= Chang-Jin Lee =

Korean-American visual artist

Chang-Jin Lee is a Korean-American visual artist who lives in New York City.

Lee was born in Seoul, South Korea, and lives in New York City.

== Education ==
Lee attended Parsons School of Design and earned her BFA from the State University of New York at Purchase.

== Career ==
In 2011, Lee received a fellowship from the Franconia Sculpture Park, for which she created Dear Leader, an inflatable monument of Kim Jung Il. Lee's sculptural art Floating Echo, a transparent inflatable Buddha atop a lotus flower, debuted at the Busan Sea Art Festival in Korea in 2011. The 10-foot-high work was presented at the Socrates Sculpture Park in Queens in 2012, where it floated in the East River, and at the Three River Arts Festival at Point State Park in Pittsburgh the following year.

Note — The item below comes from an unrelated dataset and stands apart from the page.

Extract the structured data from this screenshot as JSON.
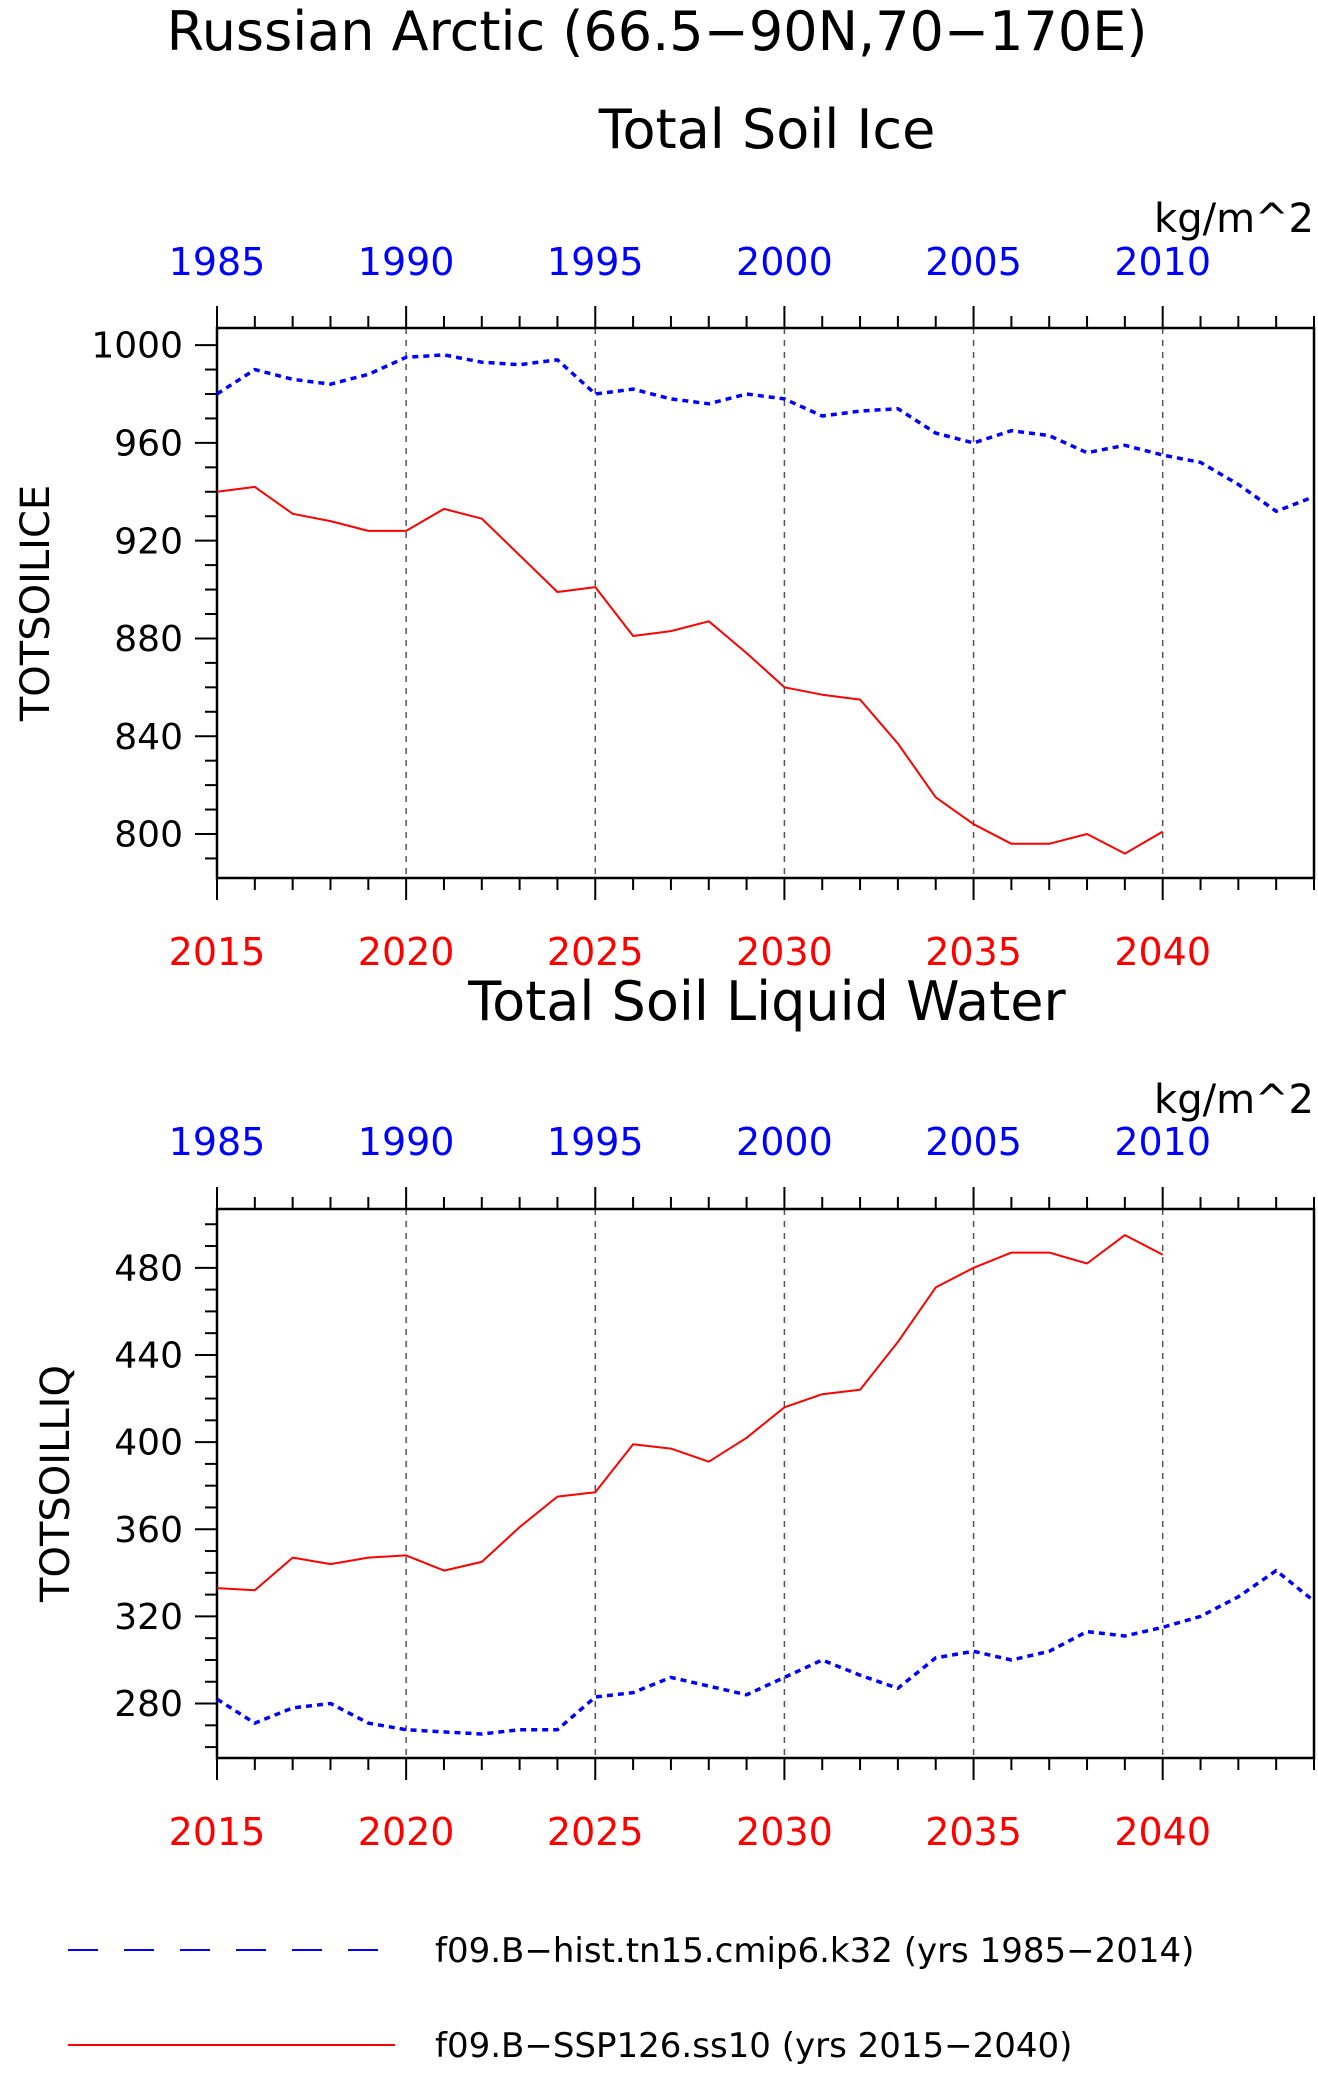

Lee began researching comfort women in 2007. She traveled to seven Asian countries and interviewed survivors of sexual slavery during World War II as well as a former Imperial Japanese Army soldier. She created a film documentary of the subjects recalling their experiences during the war and their aspirations. Her exhibition Comfort Women Wanted opened at South Korea's Incheon Women Artists' Biennale in 2009. The exhibition's title echoes newspaper advertisements soliciting comfort women during World War II. The exhibition recreates a comfort station. It was later exhibited in Bonn, Boston, Hong Kong, Pittsburgh, and Taipei. Public art billboards from the exhibition were selected for the New York City Department of Transportation's Urban Art Program in 2013.

== Awards ==
Lee has received numerous awards, including a New York State Council on the Arts grant, Asian Cultural Council fellowship, an Asian Women Giving Circle award, a New York Foundation for the Arts Fiscal Sponsorship award, a Puffin Foundation grant, a Busan Sea Art Festival Award, and a Lower Manhattan Cultural Council's Manhattan Community Arts Fund.